A surpresa veio quando anunciou a novidade em casa. Seu filho perguntou, curioso:
“O que é Ibéji?”A resposta de Jéssica foi mais que uma explicação, foi uma promessa:
“Você vai saber. Vai ser inesquecível na sua vida.”
E o simbolismo de Ibéji — que significa gêmeos na tradição afro-brasileira — é ainda mais forte para a família dela, já que suas meninas são gêmeas.
“Eu não poderia deixar de vir”,afirma, ressaltando a conexão profunda com o nome e a essência do bloco.
Alegria e Identidade na Avenida
Jéssica acredita firmemente que o Ibéji precisa continuar. Para ela, o Carnaval não é um palco exclusivo para adultos, mas um momento de alegria e diversão que também pertence às crianças. Ela observa que o bloco oferece algo que vai além da festa, permitindo que os pequenos se descubram de uma forma que ela descreve como
“surreal”.Estar na avenida, para ela, é uma maneira de reconhecer a própria identidade, fortalecer raízes e manter viva a rica essência cultural.
“Temos a nossa essência, temos as nossas raízes, que não podem ficar despercebidas”,reforça Jéssica, defendendo a importância de transmitir esses valores às novas gerações.
Essa celebração coletiva da cultura e da família também é vivida intensamente por Vanessa Santana. Desde 2023, ela desfila com seus filhos Ananda e Vinícius, além da sobrinha Ayana, transformando o Ibéji em um evento familiar. Neste ano, Vinícius tem um motivo a mais para sorrir: ele será o Rei Mominho, um título que ele já conquistou em 2024 e repetirá em 2026.
A alegria de Vanessa ao ver o filho no posto especial é contagiante.
“É muito gratificante”,diz ela, descrevendo o desfile como
“muito bom, muito gostosa, muito divertida”.
Mas, assim como Jéssica, Vanessa vai além da festa quando fala do Ibéji.

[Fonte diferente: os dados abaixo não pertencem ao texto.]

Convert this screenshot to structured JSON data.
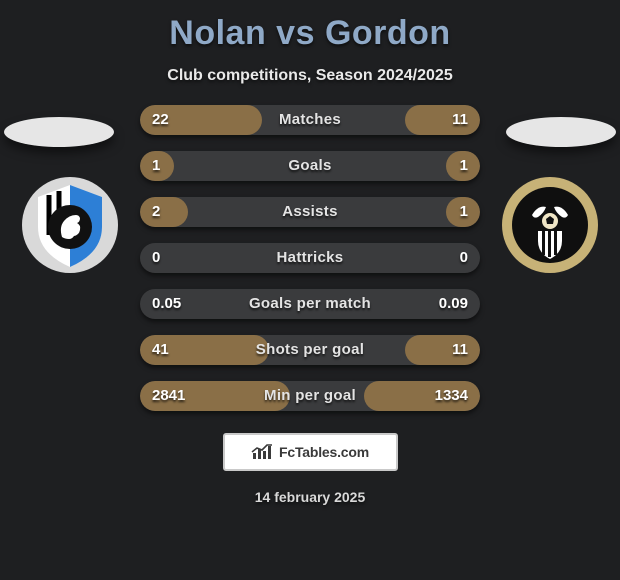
{
  "title": "Nolan vs Gordon",
  "subtitle": "Club competitions, Season 2024/2025",
  "date": "14 february 2025",
  "footer_brand": "FcTables.com",
  "bar_track_color": "#3a3b3d",
  "left_fill_color": "#8a6f47",
  "right_fill_color": "#8a6f47",
  "title_color": "#8fa9c7",
  "badge_left": {
    "ring_color": "#d9d9d9",
    "stripe_bg": "#ffffff",
    "stripe_blue": "#2d7fd6",
    "inner_black": "#111111",
    "text_color": "#a7c4e8"
  },
  "badge_right": {
    "outer": "#c7b277",
    "inner": "#0f0f0f",
    "stripe": "#ffffff",
    "ball": "#f0e6c6"
  },
  "rows": [
    {
      "label": "Matches",
      "l": "22",
      "r": "11",
      "lw": 36,
      "rw": 22,
      "lfill": "#8a6f47",
      "rfill": "#8a6f47"
    },
    {
      "label": "Goals",
      "l": "1",
      "r": "1",
      "lw": 10,
      "rw": 10,
      "lfill": "#8a6f47",
      "rfill": "#8a6f47"
    },
    {
      "label": "Assists",
      "l": "2",
      "r": "1",
      "lw": 14,
      "rw": 10,
      "lfill": "#8a6f47",
      "rfill": "#8a6f47"
    },
    {
      "label": "Hattricks",
      "l": "0",
      "r": "0",
      "lw": 0,
      "rw": 0,
      "lfill": "#8a6f47",
      "rfill": "#8a6f47"
    },
    {
      "label": "Goals per match",
      "l": "0.05",
      "r": "0.09",
      "lw": 0,
      "rw": 0,
      "lfill": "#8a6f47",
      "rfill": "#8a6f47"
    },
    {
      "label": "Shots per goal",
      "l": "41",
      "r": "11",
      "lw": 38,
      "rw": 22,
      "lfill": "#8a6f47",
      "rfill": "#8a6f47"
    },
    {
      "label": "Min per goal",
      "l": "2841",
      "r": "1334",
      "lw": 44,
      "rw": 34,
      "lfill": "#8a6f47",
      "rfill": "#8a6f47"
    }
  ]
}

“O bloco traz essa ancestralidade, traz a cultura negra, a cultura afro”,destaca. Para ela, colocar as crianças na avenida é um ato fundamental para garantir que essas raízes não se percam, permanecendo vivas e vibrantes no coração do Carnaval de Salvador.
Entre mães que retomam um elo com a infância e filhos que assumem o protagonismo, o Bloco Afro Infantil Ibéji transcende a folia e se estabelece como um espaço de pertencimento e formação cultural, onde a promessa de uma experiência inesquecível se transforma em um legado valioso para o futuro.